When I set up those AI agents yesterday, I didn't build them to be perfect. I built them to be replaceable. Because next week there'll be a better model, a cleaner approach, a tool that makes today's cutting-edge look primitive. The code they wrote will outlive the agents that wrote it.
So stop trying to become an AI expert. Start becoming comfortable with not knowing. Build for change, not permanence. Hire people who can learn fast, not people who claim they've already learned everything. Make decisions you can reverse when you're wrong, because you will be wrong.

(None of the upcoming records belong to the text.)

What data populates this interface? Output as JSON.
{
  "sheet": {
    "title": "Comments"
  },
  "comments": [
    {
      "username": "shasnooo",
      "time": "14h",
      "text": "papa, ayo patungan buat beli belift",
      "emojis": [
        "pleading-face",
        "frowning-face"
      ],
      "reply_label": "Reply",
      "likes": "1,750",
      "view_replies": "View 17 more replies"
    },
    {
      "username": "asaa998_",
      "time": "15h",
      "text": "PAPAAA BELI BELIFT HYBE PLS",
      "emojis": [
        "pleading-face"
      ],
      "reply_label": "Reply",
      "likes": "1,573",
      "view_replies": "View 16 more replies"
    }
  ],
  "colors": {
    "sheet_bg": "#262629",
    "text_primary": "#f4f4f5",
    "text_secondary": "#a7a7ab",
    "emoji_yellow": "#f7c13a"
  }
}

That CTO with 30 minutes? Use it to understand what questions to ask, not to find answers that'll expire before next quarter. That health exec? Focus on problems that need solving regardless of which AI wins. That PE partner? Invest in teams that can pivot, not products that can't.
We're all going to look back at what we're building today and laugh. Or cry. Probably both. But the ones who'll survive are the ones who knew they were guessing and built accordingly.